The most fundamental similarity between “The Circus” and those books, though, is their cynical treatment of politics as a game, one played by savvy operators who manipulate the public into voting the way they want. Elections, in this view, are won and lost by campaign strategists, who use the news cycle to build narratives that benefit their candidates or, more likely, hurt their opponents. Political reporters, wise to the strategists’ tricks, reinforce or reject their efforts. And it is the resulting media moments — like Sarah Palin’s disastrous “60 Minutes” interview in 2008, or Mitt Romney’s 47-percent video in 2012 — that decide elections.

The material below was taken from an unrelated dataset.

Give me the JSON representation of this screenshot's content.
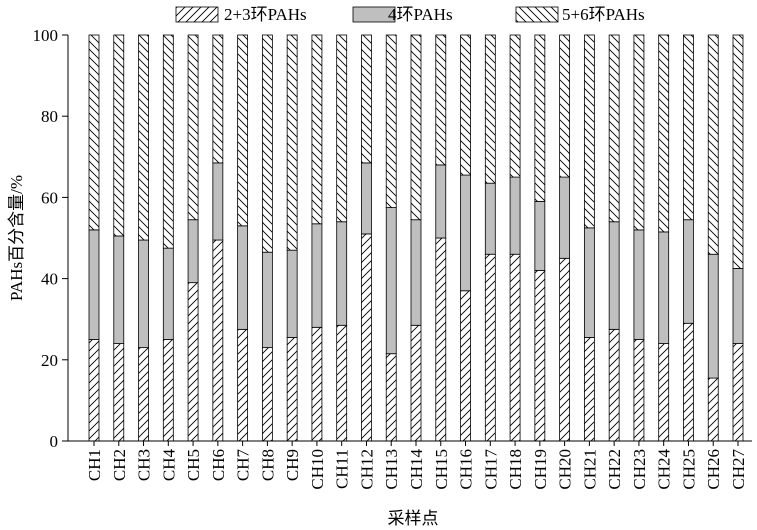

But in a 2020 race devoid of such theater, the backstage maneuvering doesn’t feel terribly consequential. One campaign’s strategy is to keep the candidate largely hidden away, for public health (but also political) reasons. The other’s chief strategist is the candidate himself, who constantly broadcasts his thoughts and intentions on Twitter and Fox News.
Granted, the strategists still believe they are pulling the strings. The Trump adviser Kellyanne Conway, talking to Palmieri, lapses into the third person: “When the history books are written and they say Kellyanne was the first woman in history to successfully manage a U.S. presidential campaign … ” — as if her role in the 2016 race will merit even a footnote. When Heilemann marvels to Kate Bedingfield, Biden’s communications director, “Who knew that the basement strategy would be a winning strategy?” she replies, “Well, we did, John.”
The journalists, though, seem to glean that their roles have been diminished. “The Circus” used to depict its hosts as insiders at the center of the action: Its signature look, reminiscent of a third-person shooter video game, had them filmed from behind as they wove through the crowded halls of Congress or a civic-center campaign rally. Now Heilemann is seen from a distance, wandering forlornly through a parking lot at a “drive-in” Biden rally, or standing outside the candidate’s house, telling the camera that “down at the end of that driveway, Joe Biden’s making history.”